Using Machine Learning for Robust Protein Function Prediction With a Large Language Model

Researcher(s)

Aaron Oster, Computer Science, University of Delaware

Faculty Mentor(s)

Jason Gleghorn, Biomedical Engineering, University of Delaware

Abstract

Aaron S. Oster1, Logan Hallee2, Jason P.Gleghorn3

Departments of Computer Science1, Bioinformatics2,3, and Biomedical Engineering3, University of Delaware, Newark DE, 19716

Proteins are complex biomolecules that are composed of one or more chains of amino acid residues. Biologists currently struggle with classifying and predicting functional behaviors of proteins in high-throughput, as studying the behavior of these proteins is time intensive and expensive.

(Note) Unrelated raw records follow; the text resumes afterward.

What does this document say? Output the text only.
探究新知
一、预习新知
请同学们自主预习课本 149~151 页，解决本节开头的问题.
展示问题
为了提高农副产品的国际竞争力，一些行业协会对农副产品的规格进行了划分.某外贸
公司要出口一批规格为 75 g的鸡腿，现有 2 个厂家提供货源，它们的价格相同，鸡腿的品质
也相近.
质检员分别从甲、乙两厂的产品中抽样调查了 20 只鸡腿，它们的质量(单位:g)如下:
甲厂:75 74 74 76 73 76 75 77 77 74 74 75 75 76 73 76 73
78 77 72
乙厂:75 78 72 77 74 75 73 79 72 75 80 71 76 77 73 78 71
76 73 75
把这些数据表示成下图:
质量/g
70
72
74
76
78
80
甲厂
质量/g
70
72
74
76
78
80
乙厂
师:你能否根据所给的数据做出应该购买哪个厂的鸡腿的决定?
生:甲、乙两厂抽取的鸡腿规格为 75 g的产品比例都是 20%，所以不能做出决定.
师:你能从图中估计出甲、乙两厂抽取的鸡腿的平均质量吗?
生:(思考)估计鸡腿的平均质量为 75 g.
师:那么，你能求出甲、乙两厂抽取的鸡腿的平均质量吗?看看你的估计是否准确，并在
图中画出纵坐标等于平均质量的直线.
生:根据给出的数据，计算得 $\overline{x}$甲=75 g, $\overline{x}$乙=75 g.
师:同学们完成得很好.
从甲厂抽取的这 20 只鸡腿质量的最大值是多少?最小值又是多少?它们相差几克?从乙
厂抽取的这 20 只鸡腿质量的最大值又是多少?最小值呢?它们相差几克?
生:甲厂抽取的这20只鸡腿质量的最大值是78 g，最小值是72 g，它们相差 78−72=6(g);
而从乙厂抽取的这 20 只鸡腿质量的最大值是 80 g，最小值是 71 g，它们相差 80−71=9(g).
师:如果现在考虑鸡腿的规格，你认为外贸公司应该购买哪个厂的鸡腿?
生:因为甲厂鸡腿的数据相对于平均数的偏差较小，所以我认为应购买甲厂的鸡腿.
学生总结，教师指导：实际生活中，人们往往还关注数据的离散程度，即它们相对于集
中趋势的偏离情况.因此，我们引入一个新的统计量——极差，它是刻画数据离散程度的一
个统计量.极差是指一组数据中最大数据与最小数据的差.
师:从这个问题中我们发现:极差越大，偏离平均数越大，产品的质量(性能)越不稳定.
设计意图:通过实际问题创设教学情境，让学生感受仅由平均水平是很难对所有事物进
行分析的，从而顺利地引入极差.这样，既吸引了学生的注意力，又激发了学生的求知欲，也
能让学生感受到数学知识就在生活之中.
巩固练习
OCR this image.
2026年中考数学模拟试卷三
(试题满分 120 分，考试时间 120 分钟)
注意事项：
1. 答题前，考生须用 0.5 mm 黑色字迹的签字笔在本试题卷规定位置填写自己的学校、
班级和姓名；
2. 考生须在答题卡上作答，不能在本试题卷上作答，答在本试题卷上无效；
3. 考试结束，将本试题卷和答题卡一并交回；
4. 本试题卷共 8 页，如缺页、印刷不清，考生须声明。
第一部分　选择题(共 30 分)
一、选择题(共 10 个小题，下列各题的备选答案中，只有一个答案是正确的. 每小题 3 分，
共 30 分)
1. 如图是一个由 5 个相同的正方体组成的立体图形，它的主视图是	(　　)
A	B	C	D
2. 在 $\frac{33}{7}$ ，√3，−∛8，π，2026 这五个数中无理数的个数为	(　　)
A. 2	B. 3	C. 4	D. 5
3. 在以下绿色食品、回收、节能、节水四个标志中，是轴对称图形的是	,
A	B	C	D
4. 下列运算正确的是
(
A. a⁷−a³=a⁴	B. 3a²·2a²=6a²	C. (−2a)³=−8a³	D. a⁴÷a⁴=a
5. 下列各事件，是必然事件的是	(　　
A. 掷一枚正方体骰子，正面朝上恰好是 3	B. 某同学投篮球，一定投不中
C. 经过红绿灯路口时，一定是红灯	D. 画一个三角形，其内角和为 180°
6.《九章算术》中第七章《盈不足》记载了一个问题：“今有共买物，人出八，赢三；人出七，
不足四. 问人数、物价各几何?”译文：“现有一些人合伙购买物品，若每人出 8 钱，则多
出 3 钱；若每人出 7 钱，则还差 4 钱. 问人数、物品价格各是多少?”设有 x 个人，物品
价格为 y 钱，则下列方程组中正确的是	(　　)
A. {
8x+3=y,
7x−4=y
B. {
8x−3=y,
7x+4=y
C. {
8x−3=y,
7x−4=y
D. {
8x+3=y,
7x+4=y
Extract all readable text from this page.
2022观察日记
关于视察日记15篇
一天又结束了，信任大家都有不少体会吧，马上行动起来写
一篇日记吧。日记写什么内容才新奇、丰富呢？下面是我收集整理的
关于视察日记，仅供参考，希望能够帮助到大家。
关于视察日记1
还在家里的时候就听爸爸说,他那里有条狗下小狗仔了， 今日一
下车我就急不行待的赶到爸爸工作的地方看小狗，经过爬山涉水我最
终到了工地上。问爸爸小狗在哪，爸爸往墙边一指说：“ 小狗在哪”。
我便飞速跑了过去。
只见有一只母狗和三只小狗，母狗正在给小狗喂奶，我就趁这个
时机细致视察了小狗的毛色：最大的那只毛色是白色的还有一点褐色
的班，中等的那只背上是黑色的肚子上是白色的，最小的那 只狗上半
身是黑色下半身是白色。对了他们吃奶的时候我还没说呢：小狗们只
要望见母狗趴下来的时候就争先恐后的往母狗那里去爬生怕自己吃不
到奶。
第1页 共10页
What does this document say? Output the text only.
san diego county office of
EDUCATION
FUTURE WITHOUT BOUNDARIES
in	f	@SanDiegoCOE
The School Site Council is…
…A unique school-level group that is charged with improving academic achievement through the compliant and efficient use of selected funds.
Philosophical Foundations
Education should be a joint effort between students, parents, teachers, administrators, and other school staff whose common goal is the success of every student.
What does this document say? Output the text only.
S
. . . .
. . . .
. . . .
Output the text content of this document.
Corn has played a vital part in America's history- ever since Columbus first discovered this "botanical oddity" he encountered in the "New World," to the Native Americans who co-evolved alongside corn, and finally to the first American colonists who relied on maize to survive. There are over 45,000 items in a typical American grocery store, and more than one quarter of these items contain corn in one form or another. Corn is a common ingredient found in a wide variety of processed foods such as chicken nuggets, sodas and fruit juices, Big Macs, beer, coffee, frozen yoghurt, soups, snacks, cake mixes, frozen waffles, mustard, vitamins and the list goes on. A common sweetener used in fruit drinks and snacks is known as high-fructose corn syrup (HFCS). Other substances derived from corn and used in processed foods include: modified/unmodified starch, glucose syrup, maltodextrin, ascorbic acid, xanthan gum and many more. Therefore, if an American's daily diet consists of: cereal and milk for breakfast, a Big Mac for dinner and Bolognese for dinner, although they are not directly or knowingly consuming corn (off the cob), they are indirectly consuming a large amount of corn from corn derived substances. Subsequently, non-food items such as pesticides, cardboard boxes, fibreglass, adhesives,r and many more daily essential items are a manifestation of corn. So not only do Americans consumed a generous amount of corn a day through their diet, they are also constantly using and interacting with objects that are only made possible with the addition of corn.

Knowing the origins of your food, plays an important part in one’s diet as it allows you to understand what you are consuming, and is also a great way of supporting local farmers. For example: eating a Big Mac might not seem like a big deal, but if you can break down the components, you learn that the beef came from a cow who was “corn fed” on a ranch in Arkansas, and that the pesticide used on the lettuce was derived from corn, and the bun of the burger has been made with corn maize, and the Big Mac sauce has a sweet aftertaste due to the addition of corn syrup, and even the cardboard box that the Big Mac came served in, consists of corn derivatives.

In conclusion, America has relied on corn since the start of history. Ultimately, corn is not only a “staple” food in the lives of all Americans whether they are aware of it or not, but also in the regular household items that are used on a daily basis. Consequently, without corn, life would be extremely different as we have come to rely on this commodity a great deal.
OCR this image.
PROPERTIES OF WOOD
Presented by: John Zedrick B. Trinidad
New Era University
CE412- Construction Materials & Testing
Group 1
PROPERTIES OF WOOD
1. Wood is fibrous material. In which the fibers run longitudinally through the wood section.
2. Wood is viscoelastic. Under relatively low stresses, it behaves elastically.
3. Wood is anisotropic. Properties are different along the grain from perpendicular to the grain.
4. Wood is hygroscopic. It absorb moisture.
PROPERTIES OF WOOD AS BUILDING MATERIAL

Since language models have become increasingly better at linguistic understanding in recent years, we aim to refine a transformer neural network model that reads these sequences of amino acids as an interpretable language. However, many traditional language models are so large in size they can not learn effectively from small datasets. Our aim is to enable protein function prediction in unique classes. For this, we turn to enzyme classification (EC) numbers; a small numeric classification scheme that distinguishes unique enzymatic activity. Datasets of annotated proteins enable a mapping of EC numbers to unique classes and therefore offer a mechanism to design a predictive model. The particular model we turn to is ANKH, an efficient protein language model (pLM) that offers unprecedented performance in protein understanding despite its modest size. Our lab has previously shown that small 1D convolutional networks are highly effective in interpreting the protein latent space of pLMs. To this end we combined these two resources to predict EC numbers. With as little as 55 instances of an EC number ever annotated, our model predicts the correct EC number for over 3100 unique classes with 86% accuracy, and a top-5 accuracy of 97%. In addition to a robust and accurate function predictor, we developed an interactive front-end user framework that allows users to query our trained model. Our chatbot has access to EC weights and also our labs interaction predictor SYNTERACT. We hope to continue to enable fast protein annotation and inference to accelerate the pace of biomedical research.